A former Donegal Judge has said that he views the new Defective Blocks Bill as unconstitutional.
Retired judge Sean MacBride, who lives in Greencastle, said that sections should be removed from the bill which is restrictive of citizens’ rights.
He said that there are serious flaws with Section 23, subsection 4a, and subsection 6, when read together.
Mr MacBride explained: “Basically, what they provide for is that if in the past you’ve had remedial works carried out, by way of grant or otherwise, and it appears there is further damage caused that has been of an ongoing nature. You are restricted in relation to that work to the replacement of the blocks, but you cannot replace defective foundations, and it’s extremely limited.
“In my view it’s unconstitutional because it’s restrictive of the personal rights enumerated in various sections of our constitution, Bunreacht na hEireann, it crosses the line.”
Mr MacBride said that urgent action is necessary to correct the Remediation of Dwellings Damaged by the Use of Defective Concrete Blocks Bill, 2022.
“It’s not just my view, it’s the view of a lot of imminent lawyers and I would hope that before it’s too late the government reflects on it, they should seek advice from the attorney general,” he said.

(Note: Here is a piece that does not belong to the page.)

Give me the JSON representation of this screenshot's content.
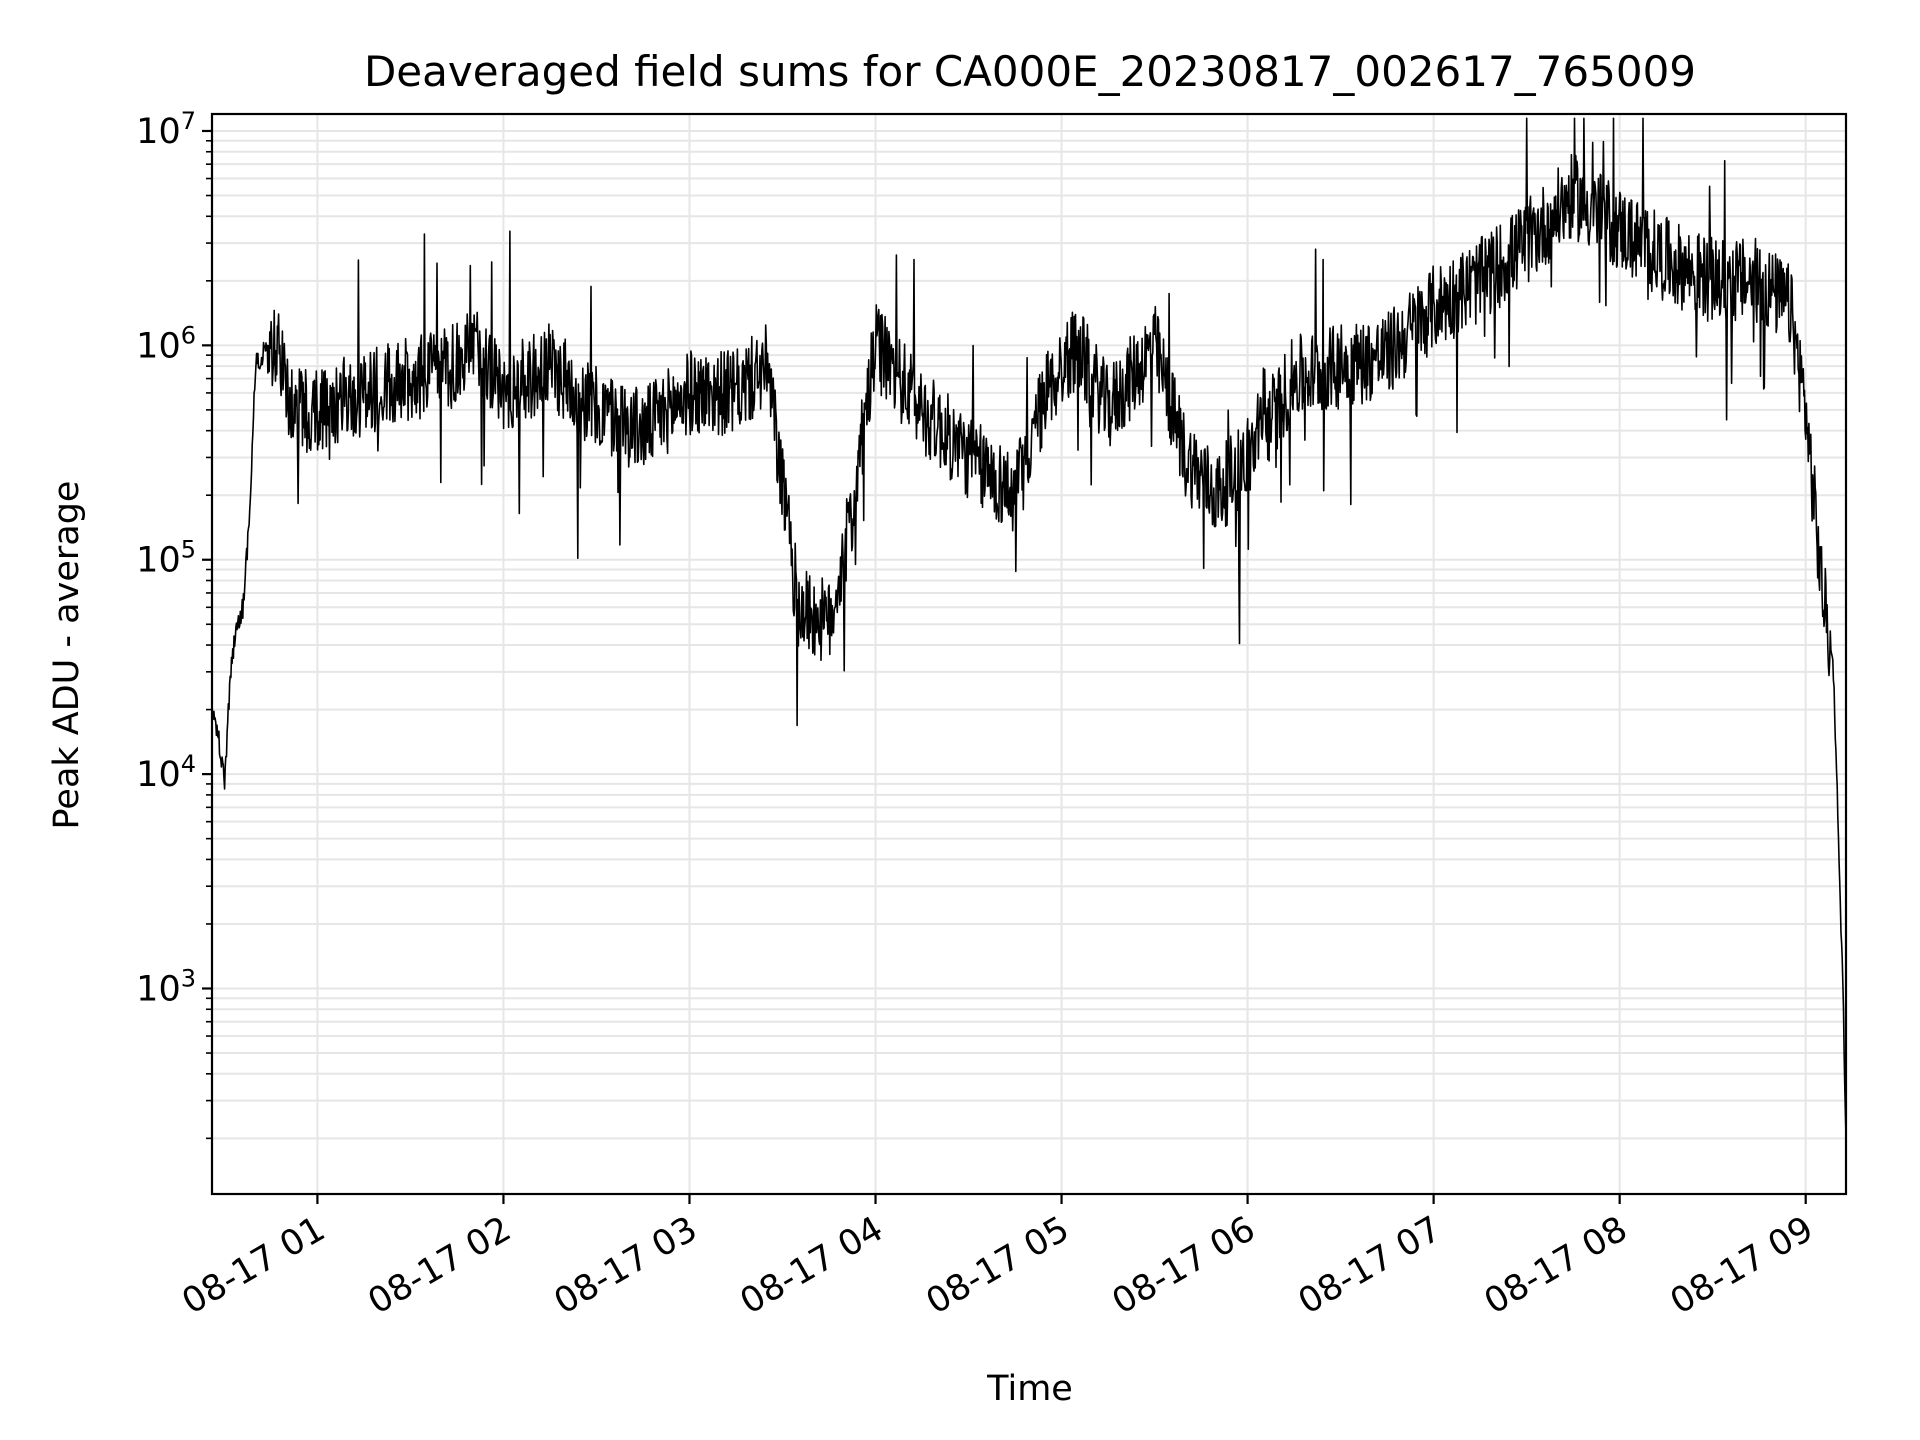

Mr MacBride was speaking at a public meeting in Letterkenny hosted by leading legal firm Coleman Legal this week, where Mica victims are finding out how to unite for a multi-party court action. The legal team is taking a High Court case over the defective blocks scandal. The case is being underwritten by two Donegal businessmen, Shaun Hegarty and Adrian Sheridan.
In the aftermath of the Oireachtas Housing Committee hearing on the new defective blocks scheme last week, a large number of affected homeowners made contact with Coleman Legal in a bid to get clarification on a number of matters which may arise if they joined the multi-party court action. Over 200 attended a gathering in the Mount Errigal Hotel, Letterkenny, on Friday while a further 350 were in The Strand Hotel, Ballyliffin on Saturday morning.
As well as homeowners from across Inishowen, there were many other concerned homeowners from the Letterkenny and Lifford areas.
The main concerns are about the exclusion of the testing of foundations and the fact that many property owners are excluded from the Scheme such as commercial and farm buildings as well as holiday homes.
Mr MacBride said it is important that victims litigate ‘immediately’ before the new bill is passed and signed into law.
“The act cannot constitutionally be retrospective, it can only be prospective from the date of signing and the commencement order,” he said.
“I think it’s most important that people who want to recover all of their losses should do immediately prior to the passing of the bill.”